Local control of citizens is easily open to abuse, especially when resources are limited. In general, it’s a delicate matter to determine which among their activities is legal, abusive or downright criminal since they are also carrying out police and justice duties. Impunity therefore becomes the rule.
JusticeInfo.net: How important is the flight from the country of Vice-President Gervais Rufyikiri? Is it a big coup for Nkurunziza and his camp?
AG: In view of the difficulties currently facing the regime, the problem is not so much the numerous defections of personalities but rather the degree of personal commitment of these people to fight the regime, and the danger they represent for it. So for the Nkurunziza camp, the main worry with regard to the dissidents is the risk that they could set up armed rebel movements in cooperation with the internal opposition. And their second worry is about the loyalty of government military commanders.

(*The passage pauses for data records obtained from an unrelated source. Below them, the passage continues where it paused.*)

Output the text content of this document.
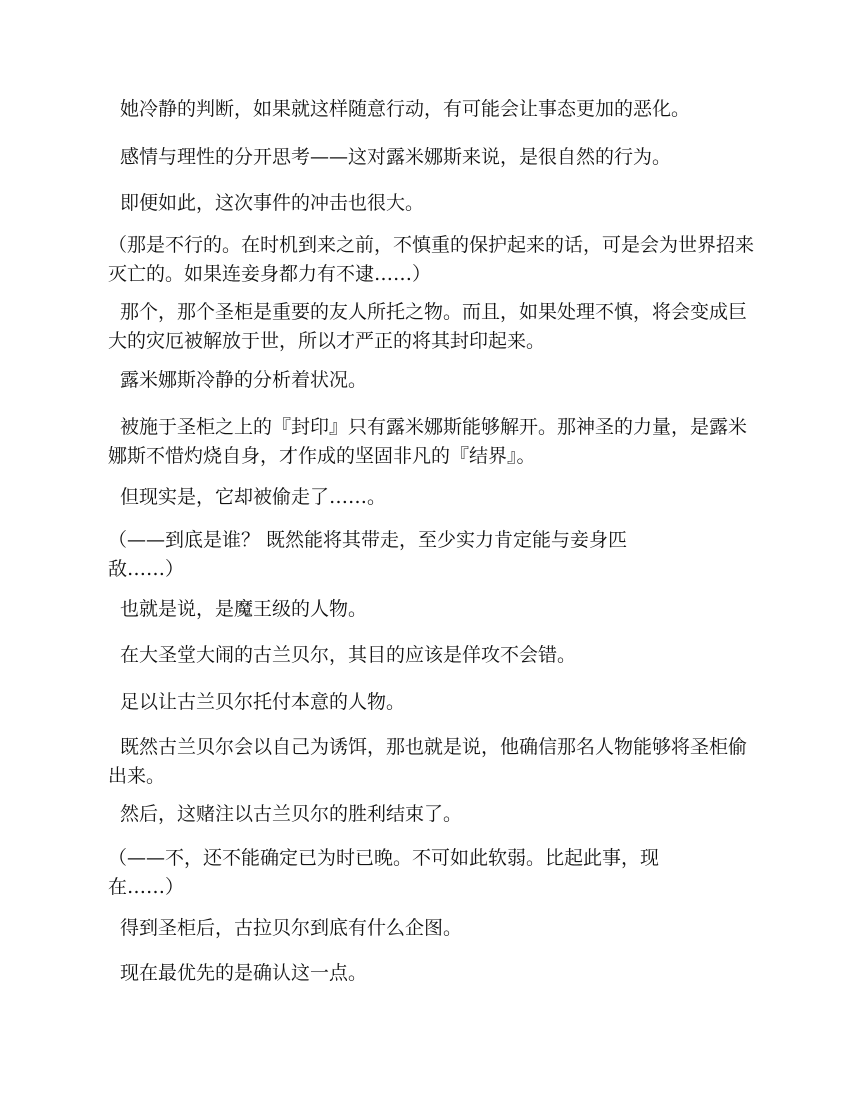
她冷静的判断，如果就这样随意行动，有可能会让事态更加的恶化。

感情与理性的分开思考——这对露米娜斯来说，是很自然的行为。

即便如此，这次事件的冲击也很大。

（那是不行的。在时机到来之前，不慎重的保护起来的话，可是会为世界招来灭亡的。如果连妾身都力有不逮……）

那个，那个圣柜是重要的友人所托之物。而且，如果处理不慎，将会变成巨大的灾厄被解放于世，所以才严正的将其封印起来。

露米娜斯冷静的分析着状况。

被施于圣柜之上的『封印』只有露米娜斯能够解开。那神圣的力量，是露米娜斯不惜灼烧自身，才作成的坚固非凡的『结界』。

但现实是，它却被偷走了……。

（——到底是谁？ 既然能将其带走，至少实力肯定能与妾身匹敌……）

也就是说，是魔王级的人物。

在大圣堂大闹的古兰贝尔，其目的应该是佯攻不会错。

足以让古兰贝尔托付本意的人物。

既然古兰贝尔会以自己为诱饵，那也就是说，他确信那名人物能够将圣柜偷出来。

然后，这赌注以古兰贝尔的胜利结束了。

（——不，还不能确定已为时已晚。不可如此软弱。比起此事，现在……）

得到圣柜后，古拉贝尔到底有什么企图。

现在最优先的是确认这一点。
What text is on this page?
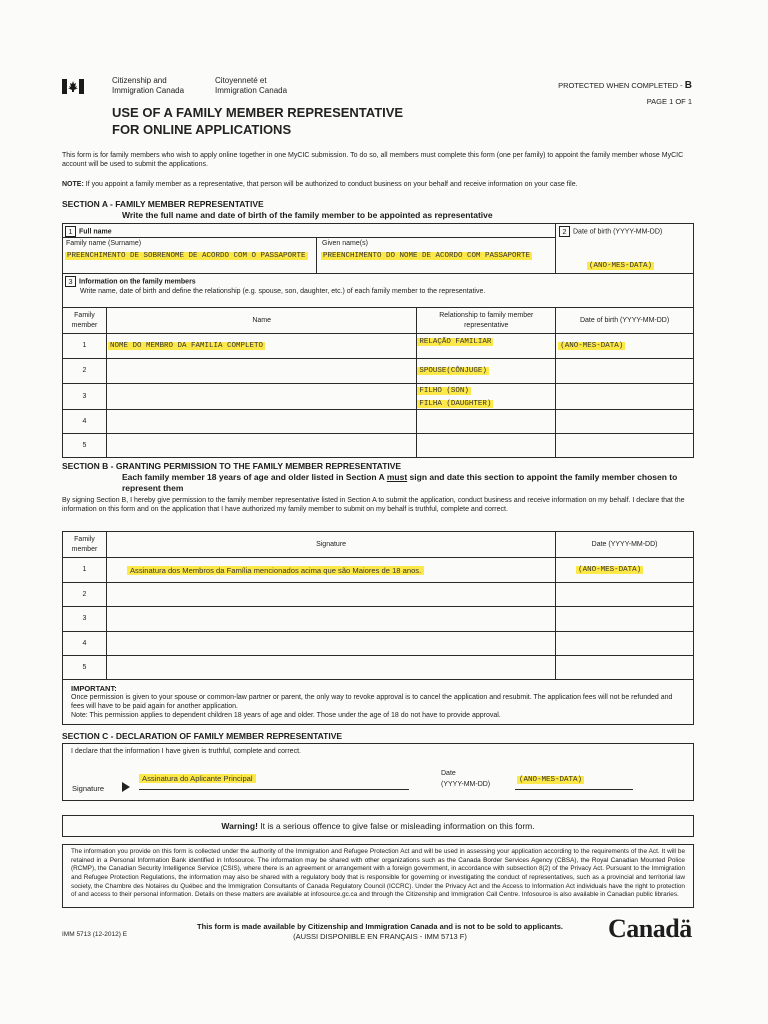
Citizenship and
Immigration Canada
Citoyenneté et
Immigration Canada
PROTECTED WHEN COMPLETED - B
PAGE 1 OF 1
USE OF A FAMILY MEMBER REPRESENTATIVE
FOR ONLINE APPLICATIONS
This form is for family members who wish to apply online together in one MyCIC submission. To do so, all members must complete this form (one per family) to appoint the family member whose MyCIC account will be used to submit the applications.
NOTE: If you appoint a family member as a representative, that person will be authorized to conduct business on your behalf and receive information on your case file.
SECTION A - FAMILY MEMBER REPRESENTATIVE
Write the full name and date of birth of the family member to be appointed as representative
1 Full name
Family name (Surname)
PREENCHIMENTO DE SOBRENOME DE ACORDO COM O PASSAPORTE
Given name(s)
PREENCHIMENTO DO NOME DE ACORDO COM PASSAPORTE
2 Date of birth (YYYY-MM-DD)
(ANO-MES-DATA)
3 Information on the family members
Write name, date of birth and define the relationship (e.g. spouse, son, daughter, etc.) of each family member to the representative.
Family member	Name	Relationship to family member representative	Date of birth (YYYY-MM-DD)
1	NOME DO MEMBRO DA FAMILIA COMPLETO	RELAÇÃO FAMILIAR	(ANO-MES-DATA)
2		SPOUSE(CÔNJUGE)	
3		FILHO (SON)
FILHA (DAUGHTER)	
4			
5			
SECTION B - GRANTING PERMISSION TO THE FAMILY MEMBER REPRESENTATIVE
Each family member 18 years of age and older listed in Section A must sign and date this section to appoint the family member chosen to represent them
By signing Section B, I hereby give permission to the family member representative listed in Section A to submit the application, conduct business and receive information on my behalf. I declare that the information on this form and on the application that I have authorized my family member to submit on my behalf is truthful, complete and correct.
Family member	Signature	Date (YYYY-MM-DD)
1	Assinatura dos Membros da Família mencionados acima que são Maiores de 18 anos.	(ANO-MES-DATA)
2		
3		
4		
5		
IMPORTANT:
Once permission is given to your spouse or common-law partner or parent, the only way to revoke approval is to cancel the application and resubmit. The application fees will not be refunded and fees will have to be paid again for another application.
Note: This permission applies to dependent children 18 years of age and older. Those under the age of 18 do not have to provide approval.
SECTION C - DECLARATION OF FAMILY MEMBER REPRESENTATIVE
I declare that the information I have given is truthful, complete and correct.
Signature
Assinatura do Aplicante Principal
Date
(YYYY-MM-DD)
(ANO-MES-DATA)
Warning! It is a serious offence to give false or misleading information on this form.
The information you provide on this form is collected under the authority of the Immigration and Refugee Protection Act and will be used in assessing your application according to the requirements of the Act. It will be retained in a Personal Information Bank identified in Infosource. The information may be shared with other organizations such as the Canada Border Services Agency (CBSA), the Royal Canadian Mounted Police (RCMP), the Canadian Security Intelligence Service (CSIS), where there is an agreement or arrangement with a foreign government, in accordance with subsection 8(2) of the Privacy Act. Pursuant to the Immigration and Refugee Protection Regulations, the information may also be shared with a regulatory body that is responsible for governing or investigating the conduct of representatives, such as a provincial and territorial law society, the Chambre des Notaires du Québec and the Immigration Consultants of Canada Regulatory Council (ICCRC). Under the Privacy Act and the Access to Information Act individuals have the right to protection of and access to their personal information. Details on these matters are available at infosource.gc.ca and through the Citizenship and Immigration Call Centre. Infosource is also available in Canadian public libraries.
IMM 5713 (12-2012) E
This form is made available by Citizenship and Immigration Canada and is not to be sold to applicants.
(AUSSI DISPONIBLE EN FRANÇAIS - IMM 5713 F)	Canadä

JusticeInfo.net: Why do you think the presidential camp has clamped down so strongly on the independent media?
AG: Ever since the introduction of multiparty democracy it has been the public and private, independent media that have been setting the political and social agenda, rather than the politicians. From hilltop to hilltop, the people have been zapping between the different media with interest.
The news being broadcast in the country and beyond during the uprisings in popular districts of Bujumbura became intolerable for the authorities, because the ethnic and political content of protestors’ messages did not target only the government’s failings. Their strong and convincing calls also questioned the very foundations of an unjust and obsolete authoritarian social order, a message that was quickly understood by all the generations that have suffered. This unprecedented free speech made the repression look unacceptable disproportionate.
JusticeInfo.net: Some people think the crisis is taking an ethnic turn, whereas in the beginning it was political. Do you think it has become ethnic?
AG: To say that would be to jump the gun. In two months of deep crisis, the majority of Burundians have so far shown great restraint and political maturity to try to avoid abuses and the things that would result from that. This is not a result of abstract principles but of the long, difficult and still to be completed national debate started in 1988, which aims to recognize and deal collectively with the fears and resentments born of past massacres and put an end to all forms of exclusivity or segregation on an ethnic basis. Achieving this forms the strongest barrier against the prophets of doom and descent into ethnic conflict.